Características presentes no nascimento:

  • Cerca de 85% a 90% dos neonatos com infecção congênita por CMV são assintomáticos ao nascer. Os outros 15% a 20% podem apresentar microcefalia, hepatoesplenomegalia, petéquias, púrpura ou perda auditiva neurossensorial. Menos comumente, o exame clínico pode revelar hipotonia ou atraso anormal na sustentação da cabeça (head lag).[46][47] Dos 10% a 15% de neonatos com sintomas ao nascer, de 40% a 60% desenvolverão anormalidades no neurodesenvolvimento permanentes e de longo prazo, além de surdez neurossensorial.[10]

Exames no nascimento:

  • Hemograma completo: pode mostrar trombocitopenia

  • TFHs: podem estar elevados.

Diagnóstico de CMV no neonato:

  • O CMV pode ser detectado por ensaios moleculares da saliva e/ou urina coletados nas primeiras três semanas de vida. Outros diagnósticos, como cultura viral, detecção do antígeno pp65 e sorologia para CMV, não são realizados de maneira rotineira devido à maior sensibilidade dos ensaios moleculares. O CMV também pode ser detectado por ensaios moleculares do sistema nervoso central e amostras de sangue.[46]
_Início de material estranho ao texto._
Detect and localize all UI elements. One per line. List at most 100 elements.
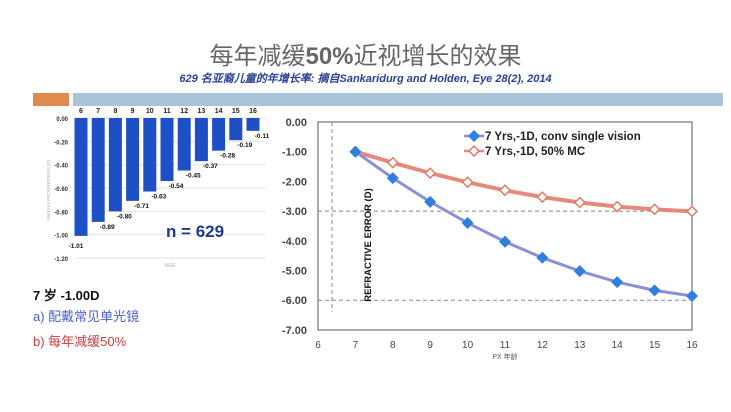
bar	[246, 118, 260, 131]
notes: 7 岁 -1.00D a) 配戴常见单光镜 b) 每年减缓50%	[33, 285, 139, 350]
data-label: -0.19	[237, 142, 252, 149]
y-tick-label: -6.00	[282, 295, 307, 307]
y-tick-label: -7.00	[282, 325, 307, 337]
bar-chart: 0.00 -0.20 -0.40 -0.60 -0.80 -1.00 -1.20 6 -1.01…	[46, 108, 270, 269]
x-tick-label: 14	[612, 340, 624, 351]
y-tick-label: -1.00	[282, 147, 307, 159]
y-tick-label: -5.00	[282, 266, 307, 278]
data-point	[349, 145, 362, 158]
data-label: -1.01	[69, 243, 84, 250]
data-point	[386, 156, 399, 169]
data-point	[461, 216, 474, 229]
bar	[229, 118, 243, 141]
x-tick-label: 10	[146, 108, 154, 115]
y-axis-label: REFRACTIVE ERROR (D)	[363, 188, 374, 301]
title-suffix: 近视增长的效果	[353, 42, 522, 70]
x-tick-label: 16	[686, 340, 698, 351]
x-tick-label: 12	[537, 340, 549, 351]
legend-label: 7 Yrs,-1D, 50% MC	[485, 146, 585, 158]
data-point	[498, 235, 512, 248]
y-axis-label: ANNUAL PROGRESSION (D)	[46, 159, 51, 220]
bar	[143, 118, 157, 192]
bar	[91, 118, 105, 222]
x-tick-label: 7	[96, 108, 100, 115]
y-tick-label: -3.00	[282, 206, 307, 218]
data-point	[648, 284, 661, 297]
y-tick-label: -0.20	[54, 140, 68, 146]
y-tick-label: -1.00	[54, 234, 68, 240]
y-tick-label: -0.80	[54, 210, 68, 216]
x-tick-label: 11	[500, 340, 511, 351]
bar	[126, 118, 140, 201]
data-point	[611, 200, 624, 213]
note-50-percent: b) 每年减缓50%	[33, 334, 127, 349]
x-tick-label: 13	[574, 340, 586, 351]
data-point	[536, 191, 549, 204]
bar	[212, 118, 226, 151]
bar	[74, 118, 88, 236]
x-tick-label: 6	[315, 340, 321, 351]
title-prefix: 每年减缓	[209, 42, 306, 70]
data-point	[386, 172, 399, 185]
y-tick-label: -0.60	[54, 187, 68, 193]
x-tick-label: 7	[353, 340, 359, 351]
data-point	[461, 176, 474, 189]
x-tick-label: 14	[215, 108, 223, 115]
series-line	[354, 149, 693, 214]
data-label: -0.63	[151, 194, 166, 201]
x-tick-label: 11	[163, 108, 171, 115]
x-tick-label: 12	[180, 108, 188, 115]
data-point	[611, 276, 624, 289]
data-label: -0.89	[100, 224, 115, 231]
data-label: -0.54	[169, 183, 184, 190]
n-annotation: n = 629	[166, 222, 224, 241]
data-point	[685, 205, 699, 218]
y-tick-label: -4.00	[282, 236, 307, 248]
y-tick-label: 0.00	[56, 117, 68, 123]
y-tick-label: -0.40	[54, 164, 68, 170]
bar	[194, 118, 208, 162]
data-point	[424, 167, 437, 180]
data-label: -0.71	[134, 203, 149, 210]
x-tick-label: 8	[113, 108, 117, 115]
x-tick-label: 15	[232, 108, 240, 115]
note-age: 7 岁 -1.00D	[33, 288, 100, 303]
x-tick-label: 8	[390, 340, 396, 351]
y-tick-label: 0.00	[286, 117, 307, 129]
x-tick-label: 16	[249, 108, 257, 115]
data-point	[536, 251, 549, 264]
data-point	[648, 203, 661, 216]
x-axis-label: PX 年龄	[492, 352, 517, 361]
data-point	[498, 184, 512, 197]
data-point	[424, 195, 437, 208]
y-tick-label: -2.00	[282, 176, 307, 188]
decor-blue-bar	[73, 93, 723, 106]
data-label: -0.37	[203, 163, 218, 170]
series-line	[354, 150, 693, 298]
page-title: 每年减缓50%近视增长的效果	[0, 36, 731, 71]
title-bold: 50%	[305, 43, 354, 70]
x-tick-label: 10	[462, 340, 474, 351]
data-point	[573, 265, 586, 278]
line-chart: 0.00 -1.00 -2.00 -3.00 -4.00 -5.00 -6.00 -7.00 6…	[282, 117, 699, 361]
x-axis-label: AGE	[165, 263, 176, 269]
data-label: -0.45	[186, 173, 201, 180]
legend-label: 7 Yrs,-1D, conv single vision	[485, 131, 641, 143]
data-point	[573, 196, 586, 209]
plot-frame	[317, 121, 693, 331]
x-tick-label: 6	[79, 108, 83, 115]
y-tick-label: -1.20	[54, 257, 68, 263]
legend-marker	[467, 144, 481, 158]
data-label: -0.11	[255, 133, 270, 140]
data-label: -0.80	[117, 213, 132, 220]
data-point	[685, 290, 699, 303]
x-tick-label: 15	[649, 340, 661, 351]
bar	[108, 118, 122, 212]
bar	[177, 118, 191, 171]
bar	[160, 118, 174, 182]
x-tick-label: 9	[131, 108, 135, 115]
data-label: -0.28	[220, 153, 235, 160]
legend-marker	[467, 129, 481, 143]
x-tick-label: 9	[427, 340, 433, 351]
  • Recomenda-se a testagem de rotina para infecção congênita por CMV nos primeiros 21 dias de vida para os bebês com HIV transmitido verticalmente. A testagem para CMV também é recomendada para todos os bebês expostos ao HIV no útero, uma vez que o sua sorologia para HIV será indeterminada durante as primeiras três semanas de vida, quando a infecção congênita por CMV pode ser diagnosticada. Os dados indicam que a prevalência do CMV congênito pode ser mais elevada entre os bebês expostos ao HIV em comparação com os não expostos ao HIV, e que as taxas de transmissão concomitante congênita do CMV e do HIV, bem como de infecção congênita sintomática por CMV, são elevadas entre os bebês expostos ao HIV.[32]
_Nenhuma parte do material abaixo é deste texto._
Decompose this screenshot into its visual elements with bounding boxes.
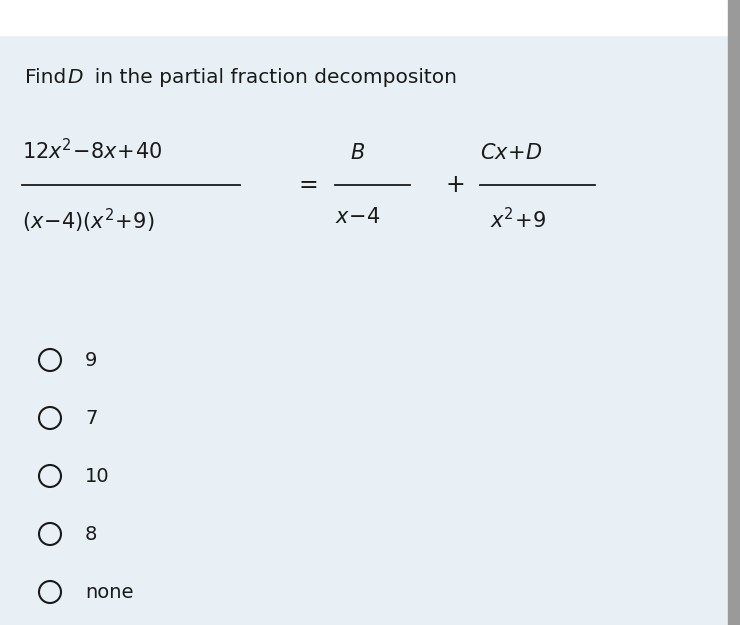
Text: $(x\!-\!4)(x^2\!+\!9)$: $(x\!-\!4)(x^2\!+\!9)$	[22, 207, 155, 235]
Text: 10: 10	[85, 466, 110, 486]
Text: $Cx\!+\!D$: $Cx\!+\!D$	[480, 143, 543, 163]
Text: 7: 7	[85, 409, 98, 428]
Text: $B$: $B$	[350, 143, 365, 163]
Bar	[728, 0, 740, 625]
Text: $x^2\!+\!9$: $x^2\!+\!9$	[490, 207, 547, 232]
Bar	[0, 0, 728, 35]
Text: $x\!-\!4$: $x\!-\!4$	[335, 207, 381, 227]
Text: Find: Find	[25, 68, 79, 87]
Text: +: +	[445, 173, 465, 197]
Text: =: =	[298, 173, 318, 197]
Text: none: none	[85, 582, 133, 601]
Text: 9: 9	[85, 351, 98, 369]
Text: $12x^2\!-\!8x\!+\!40$: $12x^2\!-\!8x\!+\!40$	[22, 138, 162, 163]
Text: in the partial fraction decompositon: in the partial fraction decompositon	[82, 68, 457, 87]
Text: $D$: $D$	[67, 68, 84, 87]
Text: 8: 8	[85, 524, 98, 544]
Ressonância nuclear magnética (RNM)/ultrassonografia cranioencefálica:

  • Todos os lactentes com suspeita de infecção congênita por CMV devem realizar uma ultrassonografia cranioencefálica, com RNM cranioencefálica, para determinar se há comprometimento neurológico basal.

  • Podem ser detectadas calcificações intracranianas, microcefalia, dilatação dos ventrículos cerebrais e anormalidades da substância branca.[46]

Rastreamento pré-natal de CMV

O rastreamento pré-natal do CMV não é realizado de maneira rotineira, mas é aconselhável se a mãe apresentar sintomas parecidos aos de mononucleose ou se houver anormalidades fetais à ultrassonografia pré-natal. Ele pode ser oferecido às mães que solicitarem o exame.[28]